$l: x=0,y=t,z=t$ and $\pi:6x+2y-2z=3$ find if they are parallel and how is above the other.
So I took the dot product $(0,1,1)\cdot(6,2,-2)=0$ so they are parallel. To test how is above/below I have set $x=0$ and looked at the $z$ component.
for the line I got $z=-y$ and for the plane I got $z=y-\frac{3}{2}$, which has different values for positive and negative $y$ values.

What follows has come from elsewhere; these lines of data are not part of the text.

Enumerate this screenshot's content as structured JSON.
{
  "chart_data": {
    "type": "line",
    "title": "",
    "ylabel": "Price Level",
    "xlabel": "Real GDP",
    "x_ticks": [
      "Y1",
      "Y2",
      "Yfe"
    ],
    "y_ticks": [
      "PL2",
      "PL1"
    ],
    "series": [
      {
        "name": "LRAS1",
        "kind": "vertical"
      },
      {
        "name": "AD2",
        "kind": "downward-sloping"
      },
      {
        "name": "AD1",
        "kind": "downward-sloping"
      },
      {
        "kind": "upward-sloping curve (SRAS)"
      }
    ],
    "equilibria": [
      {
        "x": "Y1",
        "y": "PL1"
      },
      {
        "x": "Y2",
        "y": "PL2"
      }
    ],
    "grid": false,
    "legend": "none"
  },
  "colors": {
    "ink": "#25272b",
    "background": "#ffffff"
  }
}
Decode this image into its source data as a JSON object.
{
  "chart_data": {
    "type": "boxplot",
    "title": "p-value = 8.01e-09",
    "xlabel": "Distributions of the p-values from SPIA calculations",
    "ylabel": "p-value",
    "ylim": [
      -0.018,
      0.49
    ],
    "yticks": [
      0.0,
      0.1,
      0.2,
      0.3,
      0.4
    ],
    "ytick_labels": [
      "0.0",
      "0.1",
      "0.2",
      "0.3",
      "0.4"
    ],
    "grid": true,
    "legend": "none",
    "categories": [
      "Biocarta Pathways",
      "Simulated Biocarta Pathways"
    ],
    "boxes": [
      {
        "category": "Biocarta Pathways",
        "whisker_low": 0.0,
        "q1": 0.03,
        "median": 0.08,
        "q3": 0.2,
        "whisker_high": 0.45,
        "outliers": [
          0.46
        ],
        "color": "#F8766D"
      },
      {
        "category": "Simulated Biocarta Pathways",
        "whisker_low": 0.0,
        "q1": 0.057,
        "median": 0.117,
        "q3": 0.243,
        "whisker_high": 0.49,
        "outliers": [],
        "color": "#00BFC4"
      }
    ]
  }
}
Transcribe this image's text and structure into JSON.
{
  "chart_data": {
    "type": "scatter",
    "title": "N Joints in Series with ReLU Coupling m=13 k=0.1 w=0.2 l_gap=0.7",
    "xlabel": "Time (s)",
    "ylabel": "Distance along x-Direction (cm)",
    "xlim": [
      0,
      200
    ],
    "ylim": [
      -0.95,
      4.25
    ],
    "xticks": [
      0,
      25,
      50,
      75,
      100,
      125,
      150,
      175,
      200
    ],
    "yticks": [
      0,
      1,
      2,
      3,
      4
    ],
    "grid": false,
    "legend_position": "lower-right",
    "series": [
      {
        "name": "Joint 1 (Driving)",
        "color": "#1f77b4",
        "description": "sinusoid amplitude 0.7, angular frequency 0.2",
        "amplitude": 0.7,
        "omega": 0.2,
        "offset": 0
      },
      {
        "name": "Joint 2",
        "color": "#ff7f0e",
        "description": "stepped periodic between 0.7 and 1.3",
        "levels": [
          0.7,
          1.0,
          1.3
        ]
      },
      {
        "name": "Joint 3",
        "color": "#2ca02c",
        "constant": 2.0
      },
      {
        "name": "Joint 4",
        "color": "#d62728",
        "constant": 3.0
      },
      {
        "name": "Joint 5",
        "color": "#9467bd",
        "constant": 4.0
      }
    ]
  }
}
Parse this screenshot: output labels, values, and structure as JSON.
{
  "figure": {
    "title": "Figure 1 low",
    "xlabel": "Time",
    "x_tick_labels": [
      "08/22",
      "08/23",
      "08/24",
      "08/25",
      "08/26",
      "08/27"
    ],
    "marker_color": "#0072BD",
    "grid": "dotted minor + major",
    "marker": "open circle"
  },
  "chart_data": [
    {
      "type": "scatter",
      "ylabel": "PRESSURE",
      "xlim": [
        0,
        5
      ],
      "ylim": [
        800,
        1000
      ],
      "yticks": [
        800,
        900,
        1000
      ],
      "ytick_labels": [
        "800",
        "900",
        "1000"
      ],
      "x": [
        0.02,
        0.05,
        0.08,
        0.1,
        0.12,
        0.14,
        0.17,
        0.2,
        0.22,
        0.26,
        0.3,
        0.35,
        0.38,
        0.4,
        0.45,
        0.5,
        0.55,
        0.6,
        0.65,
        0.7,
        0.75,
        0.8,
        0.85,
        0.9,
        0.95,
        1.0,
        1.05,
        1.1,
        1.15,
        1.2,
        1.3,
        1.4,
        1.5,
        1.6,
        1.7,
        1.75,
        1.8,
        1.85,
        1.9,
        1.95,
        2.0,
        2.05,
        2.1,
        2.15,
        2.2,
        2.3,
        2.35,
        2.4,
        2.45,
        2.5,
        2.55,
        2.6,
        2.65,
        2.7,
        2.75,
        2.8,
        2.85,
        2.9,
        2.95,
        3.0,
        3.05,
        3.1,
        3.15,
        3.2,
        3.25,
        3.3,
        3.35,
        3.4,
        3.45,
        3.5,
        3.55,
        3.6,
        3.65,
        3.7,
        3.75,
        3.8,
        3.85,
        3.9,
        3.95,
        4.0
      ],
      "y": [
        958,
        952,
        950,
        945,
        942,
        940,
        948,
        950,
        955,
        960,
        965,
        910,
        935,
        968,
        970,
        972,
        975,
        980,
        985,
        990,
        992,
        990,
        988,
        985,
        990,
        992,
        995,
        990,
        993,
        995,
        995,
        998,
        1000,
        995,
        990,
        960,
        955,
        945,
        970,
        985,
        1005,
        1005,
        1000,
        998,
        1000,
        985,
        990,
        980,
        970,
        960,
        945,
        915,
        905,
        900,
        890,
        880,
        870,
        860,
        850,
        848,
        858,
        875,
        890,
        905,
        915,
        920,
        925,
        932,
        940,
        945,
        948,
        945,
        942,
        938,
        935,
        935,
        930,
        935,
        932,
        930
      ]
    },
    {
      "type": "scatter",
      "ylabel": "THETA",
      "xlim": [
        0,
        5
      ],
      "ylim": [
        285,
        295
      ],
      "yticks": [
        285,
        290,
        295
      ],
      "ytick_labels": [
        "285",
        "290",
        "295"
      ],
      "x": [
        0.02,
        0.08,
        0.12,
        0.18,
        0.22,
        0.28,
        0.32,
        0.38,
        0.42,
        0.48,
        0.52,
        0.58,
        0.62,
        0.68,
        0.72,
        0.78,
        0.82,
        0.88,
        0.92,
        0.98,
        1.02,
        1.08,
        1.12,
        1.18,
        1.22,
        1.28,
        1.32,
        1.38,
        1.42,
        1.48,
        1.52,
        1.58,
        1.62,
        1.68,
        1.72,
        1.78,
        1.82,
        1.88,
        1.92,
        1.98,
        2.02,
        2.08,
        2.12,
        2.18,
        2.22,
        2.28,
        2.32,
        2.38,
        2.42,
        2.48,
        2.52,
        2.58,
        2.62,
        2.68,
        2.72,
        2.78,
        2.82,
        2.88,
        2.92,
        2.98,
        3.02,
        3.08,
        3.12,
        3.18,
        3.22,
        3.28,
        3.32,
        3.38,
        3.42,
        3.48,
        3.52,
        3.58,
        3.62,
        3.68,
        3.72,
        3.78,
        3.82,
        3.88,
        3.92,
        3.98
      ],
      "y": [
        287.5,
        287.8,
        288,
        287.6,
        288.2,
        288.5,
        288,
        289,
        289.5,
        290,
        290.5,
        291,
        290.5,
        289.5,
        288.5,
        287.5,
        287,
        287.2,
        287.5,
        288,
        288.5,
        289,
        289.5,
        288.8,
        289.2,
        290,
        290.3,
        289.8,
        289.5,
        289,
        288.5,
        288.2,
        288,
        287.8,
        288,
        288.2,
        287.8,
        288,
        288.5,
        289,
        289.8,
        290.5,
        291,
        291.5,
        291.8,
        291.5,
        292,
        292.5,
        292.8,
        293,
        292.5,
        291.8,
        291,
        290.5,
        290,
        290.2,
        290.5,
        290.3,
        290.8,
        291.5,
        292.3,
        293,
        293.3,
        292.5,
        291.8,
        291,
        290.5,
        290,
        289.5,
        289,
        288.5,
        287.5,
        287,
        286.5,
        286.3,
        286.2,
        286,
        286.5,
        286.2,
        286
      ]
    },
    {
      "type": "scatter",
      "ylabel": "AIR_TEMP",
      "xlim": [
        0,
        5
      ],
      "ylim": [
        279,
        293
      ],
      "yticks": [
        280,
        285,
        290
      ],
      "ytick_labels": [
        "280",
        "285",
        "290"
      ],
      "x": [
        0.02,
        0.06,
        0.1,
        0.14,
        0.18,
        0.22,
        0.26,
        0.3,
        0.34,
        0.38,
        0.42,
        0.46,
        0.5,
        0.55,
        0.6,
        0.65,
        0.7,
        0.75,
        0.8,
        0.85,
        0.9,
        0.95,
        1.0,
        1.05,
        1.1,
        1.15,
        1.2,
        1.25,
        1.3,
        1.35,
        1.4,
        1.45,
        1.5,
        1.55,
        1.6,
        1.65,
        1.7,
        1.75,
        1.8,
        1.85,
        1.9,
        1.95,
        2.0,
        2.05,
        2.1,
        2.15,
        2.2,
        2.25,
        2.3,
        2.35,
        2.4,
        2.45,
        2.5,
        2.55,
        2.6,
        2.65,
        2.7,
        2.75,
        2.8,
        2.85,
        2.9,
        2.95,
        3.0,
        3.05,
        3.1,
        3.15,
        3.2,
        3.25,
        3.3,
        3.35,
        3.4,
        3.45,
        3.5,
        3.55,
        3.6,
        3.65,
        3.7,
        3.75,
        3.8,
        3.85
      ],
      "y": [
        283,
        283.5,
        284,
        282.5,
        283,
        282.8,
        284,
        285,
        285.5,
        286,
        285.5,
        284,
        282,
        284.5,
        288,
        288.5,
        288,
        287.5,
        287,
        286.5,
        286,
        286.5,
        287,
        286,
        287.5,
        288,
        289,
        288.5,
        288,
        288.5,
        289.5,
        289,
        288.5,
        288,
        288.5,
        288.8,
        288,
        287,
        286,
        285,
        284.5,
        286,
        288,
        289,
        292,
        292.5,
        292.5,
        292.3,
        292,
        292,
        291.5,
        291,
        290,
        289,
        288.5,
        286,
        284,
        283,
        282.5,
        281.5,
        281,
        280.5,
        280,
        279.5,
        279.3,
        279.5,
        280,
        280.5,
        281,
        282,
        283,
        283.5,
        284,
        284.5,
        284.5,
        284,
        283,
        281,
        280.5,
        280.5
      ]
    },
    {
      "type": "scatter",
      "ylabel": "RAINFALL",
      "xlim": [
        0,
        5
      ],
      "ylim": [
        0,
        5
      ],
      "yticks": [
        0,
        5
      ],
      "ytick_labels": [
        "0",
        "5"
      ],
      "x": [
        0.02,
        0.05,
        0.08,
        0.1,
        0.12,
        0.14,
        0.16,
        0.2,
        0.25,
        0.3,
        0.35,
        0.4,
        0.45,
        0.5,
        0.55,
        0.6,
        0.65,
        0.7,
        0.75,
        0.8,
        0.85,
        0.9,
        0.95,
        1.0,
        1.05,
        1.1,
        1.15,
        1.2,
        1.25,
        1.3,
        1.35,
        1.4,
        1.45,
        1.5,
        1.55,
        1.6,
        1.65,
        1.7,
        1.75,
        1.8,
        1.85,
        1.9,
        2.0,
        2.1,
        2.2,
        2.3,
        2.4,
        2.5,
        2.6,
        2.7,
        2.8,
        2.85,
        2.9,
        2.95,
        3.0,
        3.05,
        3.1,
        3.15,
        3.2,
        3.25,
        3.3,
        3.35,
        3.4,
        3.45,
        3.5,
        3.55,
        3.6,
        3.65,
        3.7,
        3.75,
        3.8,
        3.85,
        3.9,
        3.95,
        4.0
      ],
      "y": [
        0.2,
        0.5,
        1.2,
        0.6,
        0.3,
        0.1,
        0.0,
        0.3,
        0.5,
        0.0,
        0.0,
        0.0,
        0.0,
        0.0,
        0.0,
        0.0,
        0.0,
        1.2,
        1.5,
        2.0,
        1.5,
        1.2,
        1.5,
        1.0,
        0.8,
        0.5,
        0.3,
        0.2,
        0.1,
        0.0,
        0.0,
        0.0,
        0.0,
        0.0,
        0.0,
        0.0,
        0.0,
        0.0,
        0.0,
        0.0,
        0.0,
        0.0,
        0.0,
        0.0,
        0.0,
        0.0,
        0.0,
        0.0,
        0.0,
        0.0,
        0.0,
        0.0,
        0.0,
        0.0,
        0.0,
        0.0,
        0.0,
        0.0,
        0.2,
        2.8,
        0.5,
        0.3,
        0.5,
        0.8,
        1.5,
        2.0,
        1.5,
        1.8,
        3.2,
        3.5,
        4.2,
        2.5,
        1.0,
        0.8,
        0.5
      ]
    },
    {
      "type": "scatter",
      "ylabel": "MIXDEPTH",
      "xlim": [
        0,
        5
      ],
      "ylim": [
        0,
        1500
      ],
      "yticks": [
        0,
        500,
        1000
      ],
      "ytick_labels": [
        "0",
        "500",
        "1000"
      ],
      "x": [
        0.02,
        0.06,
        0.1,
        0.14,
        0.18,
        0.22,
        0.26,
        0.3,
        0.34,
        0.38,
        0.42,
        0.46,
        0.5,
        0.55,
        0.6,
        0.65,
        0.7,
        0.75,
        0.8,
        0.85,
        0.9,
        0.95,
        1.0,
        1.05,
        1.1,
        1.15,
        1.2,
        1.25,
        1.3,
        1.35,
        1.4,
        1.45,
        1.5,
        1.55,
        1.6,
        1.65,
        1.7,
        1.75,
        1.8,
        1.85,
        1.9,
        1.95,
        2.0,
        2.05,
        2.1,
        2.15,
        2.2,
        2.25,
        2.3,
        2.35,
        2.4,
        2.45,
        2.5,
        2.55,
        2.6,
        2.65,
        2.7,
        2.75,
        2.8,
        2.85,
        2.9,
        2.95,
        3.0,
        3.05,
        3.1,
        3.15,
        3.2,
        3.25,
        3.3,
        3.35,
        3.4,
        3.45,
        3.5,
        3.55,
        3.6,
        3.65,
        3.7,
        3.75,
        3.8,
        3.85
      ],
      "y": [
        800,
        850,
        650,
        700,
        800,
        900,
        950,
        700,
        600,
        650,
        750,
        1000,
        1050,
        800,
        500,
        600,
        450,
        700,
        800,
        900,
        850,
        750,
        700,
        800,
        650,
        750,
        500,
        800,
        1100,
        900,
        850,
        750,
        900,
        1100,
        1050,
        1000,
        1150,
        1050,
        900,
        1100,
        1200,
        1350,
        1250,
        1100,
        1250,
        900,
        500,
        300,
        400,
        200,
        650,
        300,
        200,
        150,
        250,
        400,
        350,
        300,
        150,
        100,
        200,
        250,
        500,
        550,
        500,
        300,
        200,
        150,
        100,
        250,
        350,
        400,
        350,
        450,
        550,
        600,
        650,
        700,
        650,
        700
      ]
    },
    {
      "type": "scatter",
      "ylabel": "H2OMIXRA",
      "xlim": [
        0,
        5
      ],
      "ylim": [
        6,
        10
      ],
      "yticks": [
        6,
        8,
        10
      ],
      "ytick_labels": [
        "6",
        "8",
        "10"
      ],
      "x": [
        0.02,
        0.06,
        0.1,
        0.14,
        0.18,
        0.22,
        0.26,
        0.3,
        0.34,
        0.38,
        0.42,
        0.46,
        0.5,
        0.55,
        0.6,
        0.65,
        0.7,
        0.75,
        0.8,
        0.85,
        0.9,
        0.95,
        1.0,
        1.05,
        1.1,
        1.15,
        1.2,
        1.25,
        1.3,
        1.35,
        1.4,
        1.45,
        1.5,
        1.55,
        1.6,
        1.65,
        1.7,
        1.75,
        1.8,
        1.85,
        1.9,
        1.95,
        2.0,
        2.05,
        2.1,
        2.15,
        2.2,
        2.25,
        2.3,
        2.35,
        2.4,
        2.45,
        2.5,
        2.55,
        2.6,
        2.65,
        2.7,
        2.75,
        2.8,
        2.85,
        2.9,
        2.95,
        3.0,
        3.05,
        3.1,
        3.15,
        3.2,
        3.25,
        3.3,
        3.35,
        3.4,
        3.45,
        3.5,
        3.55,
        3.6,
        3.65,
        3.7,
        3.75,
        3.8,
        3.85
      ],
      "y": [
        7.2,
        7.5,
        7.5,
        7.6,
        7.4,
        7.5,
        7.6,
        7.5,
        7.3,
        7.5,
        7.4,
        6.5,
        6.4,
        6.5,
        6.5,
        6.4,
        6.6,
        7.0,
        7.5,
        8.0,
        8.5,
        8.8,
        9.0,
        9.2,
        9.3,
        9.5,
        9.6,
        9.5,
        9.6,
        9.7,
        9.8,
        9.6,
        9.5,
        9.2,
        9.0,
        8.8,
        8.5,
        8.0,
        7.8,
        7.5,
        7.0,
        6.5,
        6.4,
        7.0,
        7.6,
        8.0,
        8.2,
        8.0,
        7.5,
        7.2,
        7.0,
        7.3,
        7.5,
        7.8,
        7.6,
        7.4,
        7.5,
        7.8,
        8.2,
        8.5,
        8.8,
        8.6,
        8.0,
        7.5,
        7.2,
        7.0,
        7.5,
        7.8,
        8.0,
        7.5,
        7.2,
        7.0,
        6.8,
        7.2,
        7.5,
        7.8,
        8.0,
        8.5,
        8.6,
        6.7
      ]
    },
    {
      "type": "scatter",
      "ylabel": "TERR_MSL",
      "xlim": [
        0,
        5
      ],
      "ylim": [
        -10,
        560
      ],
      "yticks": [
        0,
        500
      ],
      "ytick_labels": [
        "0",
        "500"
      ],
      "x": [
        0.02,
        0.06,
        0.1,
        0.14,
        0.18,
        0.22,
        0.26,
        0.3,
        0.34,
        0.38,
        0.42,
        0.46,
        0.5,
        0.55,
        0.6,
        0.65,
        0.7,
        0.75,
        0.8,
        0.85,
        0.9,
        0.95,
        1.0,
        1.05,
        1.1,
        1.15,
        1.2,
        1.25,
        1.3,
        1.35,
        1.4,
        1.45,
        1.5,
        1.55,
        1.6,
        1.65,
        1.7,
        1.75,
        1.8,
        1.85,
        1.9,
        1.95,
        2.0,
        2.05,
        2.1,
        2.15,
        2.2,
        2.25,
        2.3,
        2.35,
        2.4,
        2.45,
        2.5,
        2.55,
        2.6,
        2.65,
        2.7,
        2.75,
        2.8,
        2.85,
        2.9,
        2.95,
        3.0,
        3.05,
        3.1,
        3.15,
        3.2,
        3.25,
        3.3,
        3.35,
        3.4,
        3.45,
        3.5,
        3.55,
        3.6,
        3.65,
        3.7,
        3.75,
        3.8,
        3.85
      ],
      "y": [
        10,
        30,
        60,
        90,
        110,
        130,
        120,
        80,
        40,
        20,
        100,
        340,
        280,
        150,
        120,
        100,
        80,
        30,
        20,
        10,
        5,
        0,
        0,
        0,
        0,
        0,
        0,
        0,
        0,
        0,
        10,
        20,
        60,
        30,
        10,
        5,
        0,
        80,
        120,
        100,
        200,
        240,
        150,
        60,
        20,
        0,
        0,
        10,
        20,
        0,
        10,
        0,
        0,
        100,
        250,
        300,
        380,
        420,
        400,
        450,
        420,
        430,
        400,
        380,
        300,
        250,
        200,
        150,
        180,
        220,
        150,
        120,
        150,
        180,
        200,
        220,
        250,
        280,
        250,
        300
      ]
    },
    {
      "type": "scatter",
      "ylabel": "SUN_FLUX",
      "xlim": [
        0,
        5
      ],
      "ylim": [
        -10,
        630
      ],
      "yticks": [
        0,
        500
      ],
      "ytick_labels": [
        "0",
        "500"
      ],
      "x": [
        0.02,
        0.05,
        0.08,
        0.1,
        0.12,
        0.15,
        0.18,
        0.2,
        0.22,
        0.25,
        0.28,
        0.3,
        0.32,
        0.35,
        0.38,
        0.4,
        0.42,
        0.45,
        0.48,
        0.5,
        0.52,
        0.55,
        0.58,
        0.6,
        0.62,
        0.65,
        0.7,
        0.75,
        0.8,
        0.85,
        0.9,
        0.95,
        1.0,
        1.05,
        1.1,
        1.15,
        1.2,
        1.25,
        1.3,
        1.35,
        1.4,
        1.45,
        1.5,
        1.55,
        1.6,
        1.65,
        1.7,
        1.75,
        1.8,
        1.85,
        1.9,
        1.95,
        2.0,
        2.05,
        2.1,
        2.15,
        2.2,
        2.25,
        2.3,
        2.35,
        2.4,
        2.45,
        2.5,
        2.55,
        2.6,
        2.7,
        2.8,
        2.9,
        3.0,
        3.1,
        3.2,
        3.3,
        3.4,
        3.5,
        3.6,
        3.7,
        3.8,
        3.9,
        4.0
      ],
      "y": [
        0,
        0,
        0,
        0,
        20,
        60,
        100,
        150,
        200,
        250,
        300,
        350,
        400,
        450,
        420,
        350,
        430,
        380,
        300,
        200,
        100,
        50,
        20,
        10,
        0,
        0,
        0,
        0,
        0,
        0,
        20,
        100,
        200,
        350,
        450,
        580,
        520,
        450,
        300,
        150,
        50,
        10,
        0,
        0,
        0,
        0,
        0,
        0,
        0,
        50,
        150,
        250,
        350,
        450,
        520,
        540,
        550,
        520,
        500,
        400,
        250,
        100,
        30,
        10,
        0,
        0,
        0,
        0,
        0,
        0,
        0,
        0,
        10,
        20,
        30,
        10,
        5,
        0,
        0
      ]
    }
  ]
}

Is there a different approach?
On
Based on my comments ... The plane containing the line $x=0,y=t,z=t$ has an equation of $6x+2y-2z =0$, which means $z_2={3x+y}$ (the value of $z$ for plane 2). The original plane had an equation of $6x+2y-2z=3$, or $z_1={3x+y} -{3\over2}$. Since $z_2> z_1$, the plane containing the line is above the original plane.
Take any point $\boldsymbol{p}=(x_p,y_p,z_p)$ on the line and find it's signed distance to the plane
$$ d = \frac{6 x_p + 2 y_p +(-2) z_p - 3}{\sqrt{(6)^2+(2)^2+(-2)^2}} $$
if it is positive then the point is in the same side as the plane normal direction. If it is negative it is in the opposite side.
In your case, the line passes through the origin $(0,0,0)$ yielding a negative $d$.